MANTLE STRUCTURE AND DYNAMICS UNDER EAST RUSSIA AND ADJACENT REGIONS

Dapeng Zhaoa, Franco Pirajnob and Lucy Liua
a Department of Geophysics, Tohoku University, Sendai 980-8578, Japan
b Geological Survey of Western Australia, East Perth WA 6004, Australia
Keywords: Mantle tomography, intraplate volcanoes, subducting slabs, mantle transition zone, big mantle wedge, mantle plumes
Pages: 925-938

Abstract

We present seismic images of the mantle beneath East Russia and adjacent regions and discuss geodynamic implications. Our mantle tomography shows that the subducting Pacific slab becomes stagnant in the mantle transition zone under Western Alaska, the Bering Sea, Sea of Okhotsk, Japan Sea, and Northeast Asia.

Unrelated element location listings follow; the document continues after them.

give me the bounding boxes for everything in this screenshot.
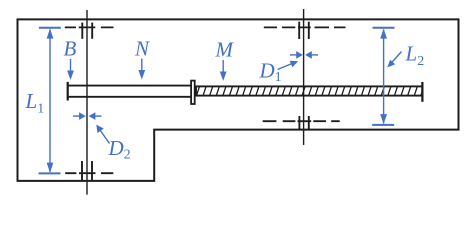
dimension D1 left arrow	[290, 54, 298, 56]
svg-text:D1: D1	[259, 59, 282, 86]
force arrow N	[141, 59, 143, 73]
dimension L2 bottom tick	[372, 124, 394, 126]
bearing ticks top-left	[82, 23, 92, 39]
dimension L1 top tick	[39, 27, 61, 29]
dimension L1 top arrowhead	[47, 29, 54, 39]
hatching	[196, 85, 424, 97]
center line left (bearing axis x=87)	[86, 10, 88, 195]
svg-text:D2: D2	[108, 136, 131, 163]
dashed bearing line bottom-right	[263, 120, 340, 122]
dimension D2 left arrow	[73, 115, 81, 117]
svg-text:L1: L1	[25, 89, 45, 117]
svg-text:M: M	[215, 38, 235, 62]
label L2 leader arrow	[390, 52, 402, 65]
dimension L1 bottom tick	[39, 172, 61, 174]
force arrow B	[70, 59, 72, 73]
dashed bearing line top-right	[264, 26, 346, 28]
hatched shaft section body	[196, 86, 422, 95]
shaft right end cap	[421, 82, 423, 102]
dimension L2 top tick	[373, 27, 395, 29]
dimension D2 right arrow	[94, 115, 102, 117]
svg-text:B: B	[64, 37, 77, 61]
dimension L1 line	[49, 30, 51, 173]
dimension L2 top arrowhead	[380, 29, 387, 39]
dashed bearing line top-left	[65, 26, 114, 28]
shaft plain section	[68, 86, 191, 97]
dimension D1 leader arrow	[278, 64, 293, 70]
shaft left end cap	[67, 82, 69, 101]
dimension L1 bottom arrowhead	[47, 163, 54, 173]
bearing ticks bottom-right	[299, 116, 308, 130]
center line right (bearing axis x=303.6)	[303, 9, 305, 145]
bearing ticks bottom-left	[82, 161, 92, 180]
dimension L2 bottom arrowhead	[380, 114, 387, 124]
bearing ticks top-right	[299, 22, 309, 39]
housing outline	[18, 19, 459, 181]
dashed bearing line bottom-left	[65, 172, 113, 174]
collar	[191, 81, 195, 104]
dimension L2 line	[383, 30, 385, 124]
svg-text:L2: L2	[405, 42, 425, 70]
force arrow M	[222, 60, 224, 74]
svg-text:N: N	[134, 37, 150, 61]
dimension D2 leader arrow	[100, 130, 110, 144]
dimension D1 right arrow	[311, 54, 319, 56]
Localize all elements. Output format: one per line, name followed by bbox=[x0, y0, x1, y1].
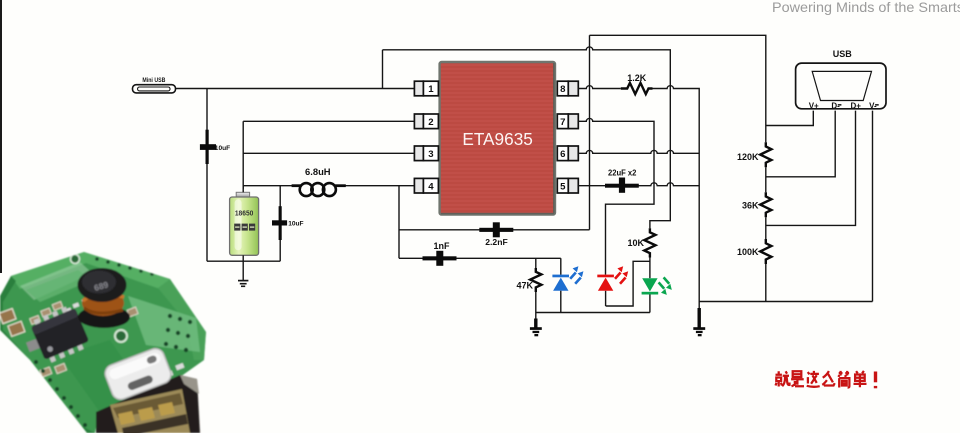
pin 3 bbox=[414, 146, 438, 161]
wire: battery bottom rail bbox=[207, 260, 280, 262]
svg-text:6.8uH: 6.8uH bbox=[305, 166, 331, 177]
svg-text:120K: 120K bbox=[737, 152, 759, 162]
pin 7 bbox=[557, 114, 578, 129]
svg-text:22uF x2: 22uF x2 bbox=[608, 168, 637, 178]
wire: 1.2K to ground rail riser (hop at 670.3) bbox=[653, 86, 700, 318]
wire: 10K bottom to green LED bbox=[649, 258, 651, 279]
ground: battery bbox=[238, 281, 248, 287]
svg-text:100K: 100K bbox=[737, 247, 759, 257]
svg-text:1: 1 bbox=[428, 84, 434, 95]
wire: USB D- to divider tap 1 bbox=[766, 111, 835, 177]
简 bbox=[838, 371, 849, 388]
svg-text:3: 3 bbox=[428, 149, 433, 160]
photo: micro USB socket on PCB bbox=[103, 346, 174, 402]
单 bbox=[854, 371, 867, 387]
wire: USB V- down to bottom rail bbox=[872, 111, 874, 302]
wire: pin 3 row bbox=[243, 152, 414, 154]
resistor R4 120K bbox=[737, 142, 771, 167]
pin 5 bbox=[557, 178, 578, 193]
svg-text:5: 5 bbox=[560, 181, 566, 192]
capacitor C5 22uF x2 bbox=[605, 168, 639, 193]
resistor R5 36K bbox=[742, 192, 771, 217]
wire: USB D+ to divider tap 2 bbox=[766, 111, 856, 226]
wire: green LED top jog to red LED bottom bbox=[606, 261, 650, 306]
wire: divider mid 2 bbox=[765, 217, 767, 239]
svg-text:8: 8 bbox=[560, 84, 566, 95]
wire: divider bottom to rail bbox=[765, 264, 767, 302]
wire: vertical bus x=589.5 (boost output) bbox=[589, 35, 591, 230]
svg-text:Mini USB: Mini USB bbox=[142, 77, 165, 84]
battery BT1 18650 bbox=[230, 192, 259, 255]
就 bbox=[776, 371, 790, 386]
ground: output/feedback rail bbox=[693, 308, 705, 336]
！ fullwidth bbox=[874, 372, 877, 389]
wire: pin 2 row bbox=[243, 120, 414, 122]
resistor R6 100K bbox=[737, 239, 771, 264]
svg-text:USB: USB bbox=[833, 49, 853, 59]
么 bbox=[822, 371, 834, 385]
svg-text:10uF: 10uF bbox=[215, 145, 230, 152]
photo: power inductor coil on PCB bbox=[78, 268, 131, 328]
wire: battery top stub bbox=[242, 186, 244, 193]
pin 8 bbox=[557, 81, 578, 96]
svg-text:V+: V+ bbox=[809, 101, 819, 110]
wire: battery positive rail to pin 4 bbox=[243, 185, 414, 187]
LED D1 blue bbox=[552, 266, 583, 291]
svg-text:10K: 10K bbox=[627, 238, 644, 248]
svg-text:1nF: 1nF bbox=[433, 241, 450, 251]
svg-text:ETA9635: ETA9635 bbox=[462, 129, 533, 149]
wire: pin 7 row to red LED (hop at 589.5) bbox=[578, 118, 654, 274]
wire: USB V+ down to divider top bbox=[766, 111, 814, 126]
LED D3 green bbox=[642, 277, 672, 295]
svg-text:4: 4 bbox=[428, 181, 434, 192]
capacitor C3 2.2nF bbox=[479, 222, 513, 247]
ground: LED rail bbox=[530, 313, 542, 337]
svg-text:10uF: 10uF bbox=[288, 220, 303, 227]
pin 2 bbox=[414, 114, 438, 129]
IC U1 ETA9635 bbox=[440, 62, 555, 215]
这 bbox=[807, 371, 820, 387]
wire: VIN riser to top rail bbox=[382, 50, 384, 89]
svg-text:7: 7 bbox=[560, 117, 565, 128]
wire: Mini USB to pin 1 (VIN row) bbox=[176, 88, 415, 90]
wire: top rail y=35.3 to divider chain bbox=[590, 35, 766, 142]
resistor R3 47K bbox=[516, 258, 541, 312]
svg-text:2.2nF: 2.2nF bbox=[485, 237, 507, 247]
photo: USB-A plug shell under PCB bbox=[96, 375, 200, 433]
wire: 1nF rail bbox=[399, 257, 561, 259]
photo: SOP-8 IC on PCB bbox=[29, 303, 91, 364]
capacitor C4 1nF bbox=[423, 241, 457, 266]
photo: power bank module PCB bbox=[0, 252, 206, 433]
LED D2 red bbox=[597, 266, 628, 291]
wire: VIN top rail y=49.8 to EN/10K branch (hop at x=589.5) bbox=[383, 47, 671, 228]
resistor R1 1.2K bbox=[621, 73, 653, 94]
pin 1 bbox=[414, 81, 438, 96]
wire: blue LED branch bbox=[560, 258, 562, 312]
wire: battery bottom to ground bbox=[242, 255, 244, 280]
svg-text:2: 2 bbox=[428, 117, 433, 128]
svg-text:36K: 36K bbox=[742, 200, 759, 210]
是 bbox=[791, 371, 804, 386]
svg-text:18650: 18650 bbox=[235, 211, 254, 218]
wire: pin 5 row through 22uF to ground rail (hops at 654, 670.3) bbox=[578, 183, 699, 186]
capacitor C1 10uF bbox=[200, 130, 230, 164]
wire: pin 8 row to 1.2K (hop at 589.5) bbox=[578, 86, 621, 89]
wire: pin 4 node down to snubber rails bbox=[398, 186, 400, 259]
caption "就是这么简单！" (red) bbox=[776, 371, 876, 388]
wire: input cap branch down to battery negative rail bbox=[206, 89, 208, 262]
wire: output cap branch bbox=[279, 186, 281, 262]
pin 6 bbox=[557, 146, 578, 161]
connector J2 USB-A bbox=[796, 49, 886, 111]
pin 4 bbox=[414, 178, 438, 193]
wire: pin 6 row to ground rail (hops at 589.5, 654, 670.3) bbox=[578, 150, 699, 153]
svg-text:D-: D- bbox=[831, 101, 840, 110]
wire: 2.2nF rail bbox=[399, 229, 590, 231]
wire: bottom right rail bbox=[699, 301, 872, 303]
wire: green LED bottom bbox=[649, 295, 651, 313]
svg-text:47K: 47K bbox=[516, 281, 533, 291]
connector J1 Mini USB bbox=[133, 77, 176, 93]
svg-text:V-: V- bbox=[869, 101, 877, 110]
svg-text:Powering Minds of the Smarts: Powering Minds of the Smarts bbox=[772, 0, 960, 15]
capacitor C2 10uF bbox=[272, 206, 304, 240]
svg-text:1.2K: 1.2K bbox=[627, 73, 647, 83]
svg-text:6: 6 bbox=[560, 149, 565, 160]
wire: LED bottom rail bbox=[536, 312, 650, 314]
svg-text:D+: D+ bbox=[850, 101, 861, 110]
inductor L1 6.8uH bbox=[292, 166, 346, 196]
resistor R2 10K bbox=[627, 228, 655, 257]
wire: divider mid 1 bbox=[765, 167, 767, 192]
wire: battery positive riser bbox=[242, 121, 244, 189]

Many intraplate volcanoes exist in these areas, which are located above the low-velocity zones in the upper mantle above the stagnant slab, suggesting that the intraplate volcanoes are related to the dynamic processes in the big mantle wedge above the stagnant slab and the deep slab dehydration. Teleseismic tomography revealed a low-velocity zone extending down to 660 km depth beneath the Baikal rift zone, which may represent a mantle plume. The bottom depths of the Wadati-Benioff deep seismic zone and the Pacific slab itself become shallower toward the north under the Kamchatka Peninsula, and the slab disappears under the northernmost Kamchatka. The slab loss is considered to be caused by the friction between the slab and the surrounding asthenosphere as the Pacific plate rotated clockwise at about 30 Ma ago, and then the slab loss was enlarged by the slab-edge pinch-off by the hot asthenospheric flow and the presence of Meiji seamounts.